Wearing red and gold ties, the seniors at Urban Prep Charter Academy for Young Men are ready to start the next phase of their lives- college. It's the fourth year in a row the entire senior class has received acceptance letters from universities and colleges.
"I'm planning on attending Morehouse College," Malik Battle, senior, said.
Many of the students come from low-income homes on the city's South Side.
"Our students come from tough family situations and tough neighborhoods and they have made decisions to come to urban prep and to do the right thing from day one all the way through to their senior year," Tim King, founder of Urban Prep academies, said.
Some students say they didn't think they'd ever have this moment.
"I grew up on the South Side of Chicago, at 21st and Prairie, and having a black male teacher in front of me, actually teaching me and knowing the value of education helps me throughout my college years," Fazson Chapman, senior, said.
On Thursday, the seniors were honored by their peers, their parents and even their mayor for getting those gold and red ties, a symbol that the students have all been accepted into college.

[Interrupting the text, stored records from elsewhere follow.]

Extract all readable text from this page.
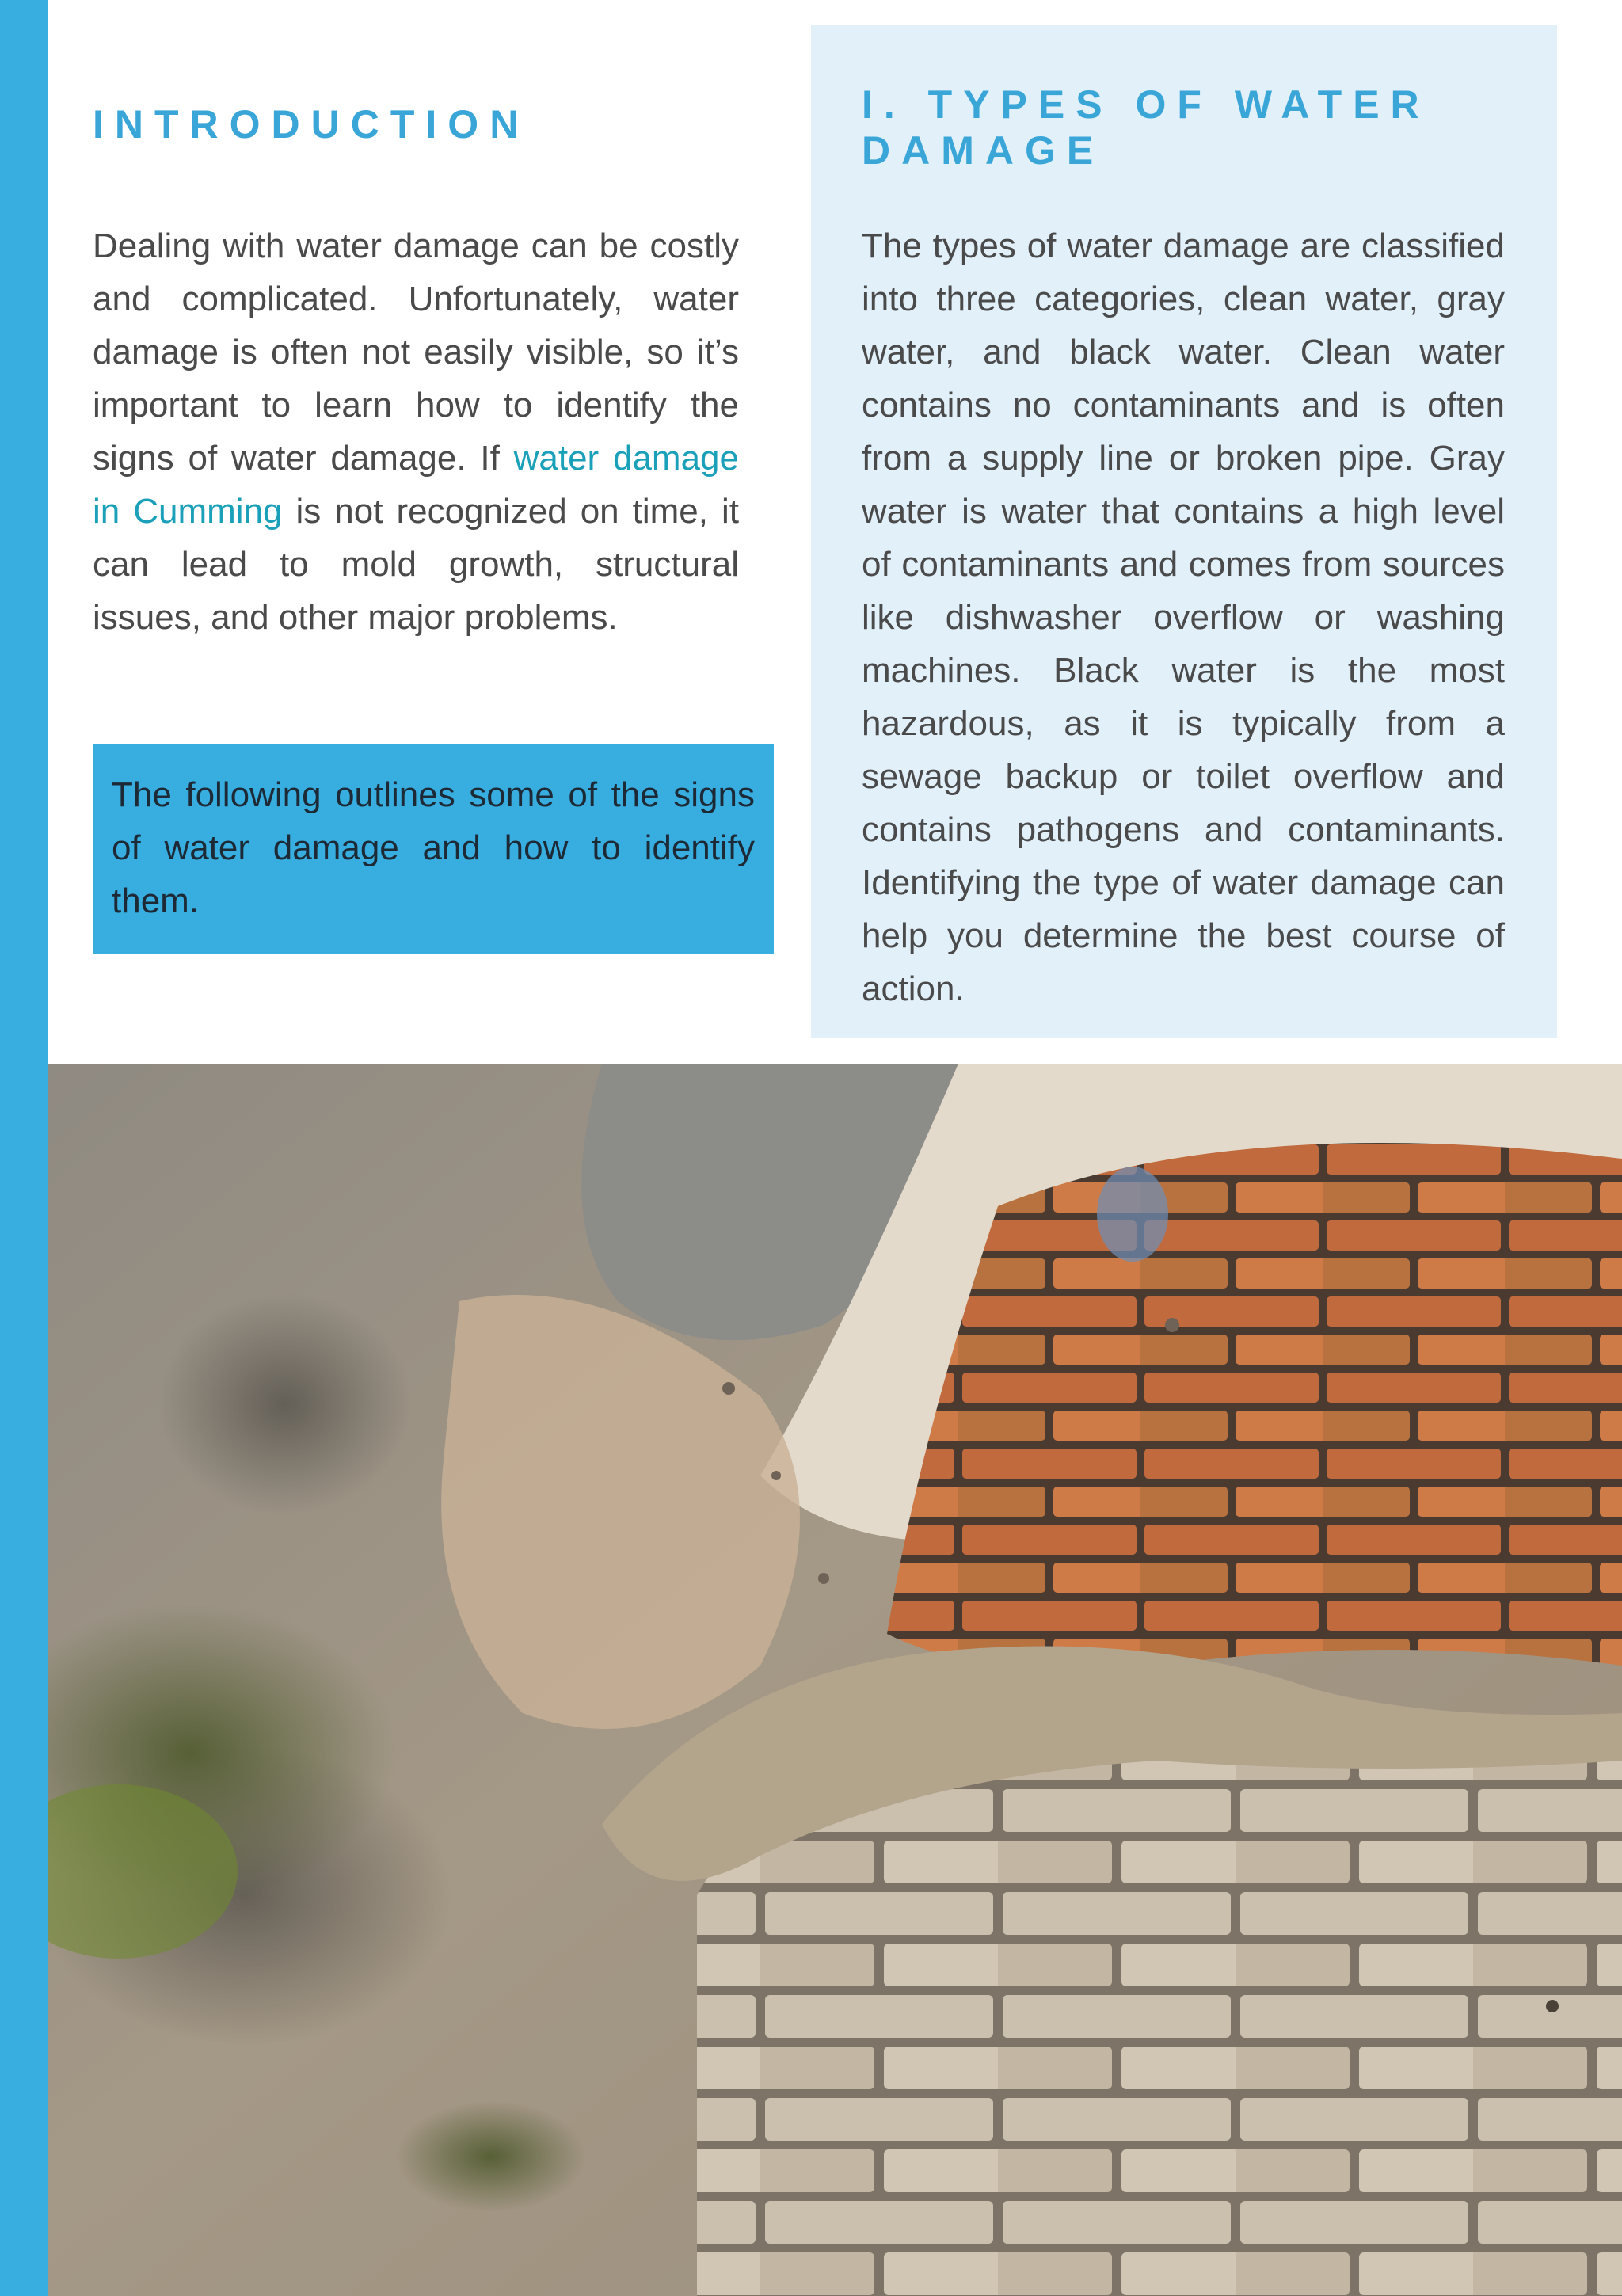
INTRODUCTION

Dealing with water damage can be costly and complicated. Unfortunately, water damage is often not easily visible, so it’s important to learn how to identify the signs of water damage. If water damage in Cumming is not recognized on time, it can lead to mold growth, structural issues, and other major problems.

The following outlines some of the signs of water damage and how to identify them.

I. TYPES OF WATER DAMAGE

The types of water damage are classified into three categories, clean water, gray water, and black water. Clean water contains no contaminants and is often from a supply line or broken pipe. Gray water is water that contains a high level of contaminants and comes from sources like dishwasher overflow or washing machines. Black water is the most hazardous, as it is typically from a sewage backup or toilet overflow and contains pathogens and contaminants. Identifying the type of water damage can help you determine the best course of action.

"I want everybody in this city, I want everybody in this country, I want everybody around the world to look right up here," Chicago Mayor Rahm Emanuel said.
The students have big future plans, and for Chapman, it includes helping out in their neighborhoods.
"Future goal is to come back to Englewood and provide a boys and girls club for the young men and women in Englewood," he said.
During the ceremony, Urban Prep announced a $150,000 donation from Citi Foundation to support the school's alumni affairs program that helps the 300 former students enrolled in college.
Urban Prep Academies was founded in 2002 by Tim King and a group of African-American leaders who wanted to improve the educational opportunities available to urban boys. In 2005, the nonprofit organization was approved to open Urban Prep Charter Academy for Young Men - Englewood Campus. Urban Prep now operates three schools in Chicago.